Çepiş, günün her saatini çocuklarıyla geçirdiğini anlatarak, şöyle devam etti:

“Ortanca oğluma otizm tanısı konuldu. Tek başına olmak çok zor ama bir şekilde baş ediyor insan. Çocuklar çok güzel duygular yaşatıyor bana. Onlarla olduğum, onları doğurduğum için çok mutluyum. Hepsini ayrı ayrı seviyorum. Anne olmanın zorlukları tabii ki var. Otizmli oğlum çok fevri davranıyor, onu tutmak zorunda kalıyorum. Çocuklarımın hepsiyle ayrı ayrı ilgilenmek zorundayım. Kahvaltılarda bile çocukları ayrı ayrı beslerken bir bakıyorum aç kalıyorum çoğu zaman. Daha güzel imkanlarda anne olmayı isterdim ama olmadı. Çocuklarım olduğu için çok mutluyum, iyi ki doğurmuşum.”

“İnsan evlatları için yaşar”

Anne Hacer Keskin de hayatını 22 yaşındaki beyin ve sinir hastalıkları tedavisi gören Aslı Aydoğdu’ya adadı.

Eşi ile ayrıldıktan sonra kızıyla yaşayan Keskin, devlet desteği ile çocuğunun tüm tedavilerini sürdürüyor.

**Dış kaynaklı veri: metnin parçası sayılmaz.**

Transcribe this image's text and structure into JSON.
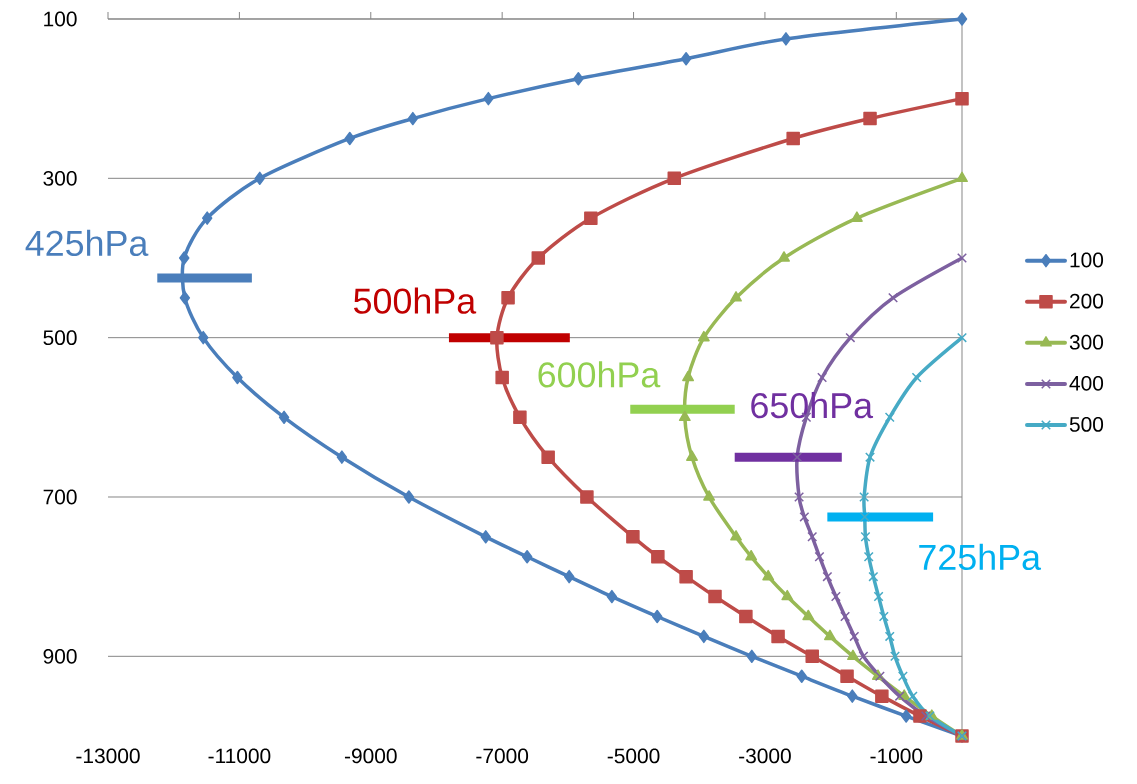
{
  "chart_data": {
    "type": "line",
    "xlim": [
      -13000,
      0
    ],
    "ylim": [
      1000,
      100
    ],
    "xticks": [
      -13000,
      -11000,
      -9000,
      -7000,
      -5000,
      -3000,
      -1000
    ],
    "yticks": [
      100,
      300,
      500,
      700,
      900
    ],
    "grid": "y",
    "legend": "right",
    "series": [
      {
        "name": "100",
        "color": "#4a7ebb",
        "marker": "diamond",
        "x": [
          0,
          -2680,
          -4200,
          -5840,
          -7210,
          -8360,
          -9320,
          -10690,
          -11490,
          -11840,
          -11830,
          -11550,
          -11030,
          -10320,
          -9440,
          -8420,
          -7250,
          -6620,
          -5980,
          -5330,
          -4640,
          -3930,
          -3200,
          -2440,
          -1670,
          -850,
          0
        ],
        "values": [
          100,
          125,
          150,
          175,
          200,
          225,
          250,
          300,
          350,
          400,
          450,
          500,
          550,
          600,
          650,
          700,
          750,
          775,
          800,
          825,
          850,
          875,
          900,
          925,
          950,
          975,
          1000
        ]
      },
      {
        "name": "200",
        "color": "#be4b48",
        "marker": "square",
        "x": [
          0,
          -1400,
          -2570,
          -4380,
          -5650,
          -6450,
          -6910,
          -7080,
          -7000,
          -6730,
          -6300,
          -5710,
          -5010,
          -4630,
          -4200,
          -3760,
          -3290,
          -2800,
          -2280,
          -1750,
          -1220,
          -640,
          0
        ],
        "values": [
          200,
          225,
          250,
          300,
          350,
          400,
          450,
          500,
          550,
          600,
          650,
          700,
          750,
          775,
          800,
          825,
          850,
          875,
          900,
          925,
          950,
          975,
          1000
        ]
      },
      {
        "name": "300",
        "color": "#98b954",
        "marker": "triangle",
        "x": [
          0,
          -1600,
          -2710,
          -3440,
          -3930,
          -4170,
          -4220,
          -4110,
          -3850,
          -3440,
          -3210,
          -2950,
          -2660,
          -2340,
          -2010,
          -1660,
          -1280,
          -880,
          -460,
          0
        ],
        "values": [
          300,
          350,
          400,
          450,
          500,
          550,
          600,
          650,
          700,
          750,
          775,
          800,
          825,
          850,
          875,
          900,
          925,
          950,
          975,
          1000
        ]
      },
      {
        "name": "400",
        "color": "#7d60a0",
        "marker": "cross",
        "x": [
          0,
          -1050,
          -1700,
          -2130,
          -2370,
          -2510,
          -2480,
          -2400,
          -2280,
          -2170,
          -2050,
          -1920,
          -1780,
          -1640,
          -1500,
          -1250,
          -950,
          -550,
          0
        ],
        "values": [
          400,
          450,
          500,
          550,
          600,
          650,
          700,
          725,
          750,
          775,
          800,
          825,
          850,
          875,
          900,
          925,
          950,
          975,
          1000
        ]
      },
      {
        "name": "500",
        "color": "#46aac5",
        "marker": "cross",
        "x": [
          0,
          -690,
          -1100,
          -1400,
          -1490,
          -1480,
          -1470,
          -1420,
          -1350,
          -1270,
          -1190,
          -1100,
          -1020,
          -900,
          -750,
          -490,
          0
        ],
        "values": [
          500,
          550,
          600,
          650,
          700,
          725,
          750,
          775,
          800,
          825,
          850,
          875,
          900,
          925,
          950,
          975,
          1000
        ]
      },
      {
        "type": "line",
        "color": "#4a7ebb",
        "x": [
          -12250,
          -10810
        ],
        "values": [
          425,
          425
        ]
      },
      {
        "type": "line",
        "color": "#c00000",
        "x": [
          -7810,
          -5970
        ],
        "values": [
          500,
          500
        ]
      },
      {
        "type": "line",
        "color": "#92d050",
        "x": [
          -5050,
          -3460
        ],
        "values": [
          590,
          590
        ]
      },
      {
        "type": "line",
        "color": "#7030a0",
        "x": [
          -3460,
          -1830
        ],
        "values": [
          650,
          650
        ]
      },
      {
        "type": "line",
        "color": "#00b0f0",
        "x": [
          -2050,
          -440
        ],
        "values": [
          725,
          725
        ]
      }
    ],
    "annotations": [
      {
        "text": "425hPa",
        "x": -11530,
        "y": 425
      },
      {
        "text": "500hPa",
        "x": -6890,
        "y": 500
      },
      {
        "text": "600hPa",
        "x": -4255,
        "y": 590
      },
      {
        "text": "650hPa",
        "x": -2645,
        "y": 650
      },
      {
        "text": "725hPa",
        "x": -1245,
        "y": 725
      }
    ]
  }
}
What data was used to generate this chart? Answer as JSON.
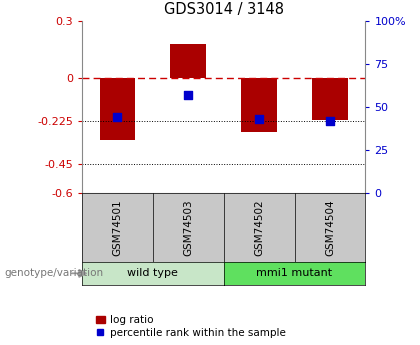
{
  "title": "GDS3014 / 3148",
  "categories": [
    "GSM74501",
    "GSM74503",
    "GSM74502",
    "GSM74504"
  ],
  "log_ratios": [
    -0.32,
    0.18,
    -0.28,
    -0.22
  ],
  "percentile_ranks": [
    44,
    57,
    43,
    42
  ],
  "groups": [
    {
      "label": "wild type",
      "indices": [
        0,
        1
      ],
      "color": "#7de87d"
    },
    {
      "label": "mmi1 mutant",
      "indices": [
        2,
        3
      ],
      "color": "#7de87d"
    }
  ],
  "group_colors": [
    "#c8e6c8",
    "#5fde5f"
  ],
  "ylim_left": [
    -0.6,
    0.3
  ],
  "ylim_right": [
    0,
    100
  ],
  "left_ticks": [
    0.3,
    0,
    -0.225,
    -0.45,
    -0.6
  ],
  "right_ticks": [
    100,
    75,
    50,
    25,
    0
  ],
  "right_tick_labels": [
    "100%",
    "75",
    "50",
    "25",
    "0"
  ],
  "dotted_lines": [
    -0.225,
    -0.45
  ],
  "bar_color": "#aa0000",
  "dot_color": "#0000cc",
  "bar_width": 0.5,
  "dot_size": 35,
  "legend_bar_label": "log ratio",
  "legend_dot_label": "percentile rank within the sample",
  "genotype_label": "genotype/variation",
  "left_axis_color": "#cc0000",
  "right_axis_color": "#0000cc",
  "sample_box_color": "#c8c8c8",
  "wild_type_color": "#c8e6c8",
  "mmi1_color": "#5fe05f"
}
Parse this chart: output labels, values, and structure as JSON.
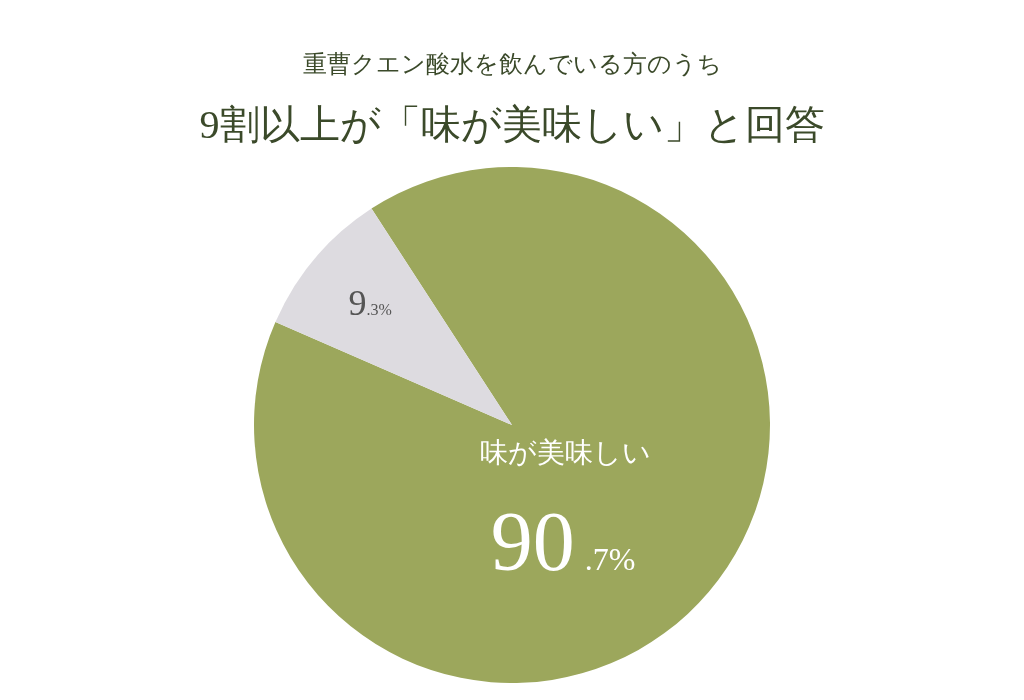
{
  "chart_data": {
    "type": "pie",
    "subtitle": "重曹クエン酸水を飲んでいる方のうち",
    "title": "9割以上が「味が美味しい」と回答",
    "categories": [
      "味が美味しい",
      null
    ],
    "values": [
      90.7,
      9.3
    ],
    "colors": [
      "#9ca75c",
      "#dddbe0"
    ],
    "value_labels": [
      "90.7%",
      "9.3%"
    ]
  }
}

Kızının beyincik sarkması nedeniyle tedavi gördüğünü, 5 yılda 6 kez ameliyat olduğunu anlatan Keskin, “Hep onun yanında olmaya çalışıyorum. Annelik çok güzel bir duygu. Anne var, annecik var. İnsan evlatları için yaşar. Herkes anne olamıyor. Ben her zaman evladımın arkasındayım, iyi günde, kötü günde. Herkes anne olsun, çocuklarına sahip çıksın. Doğurmak önemli değil, bakmak önemli.” diye konuştu.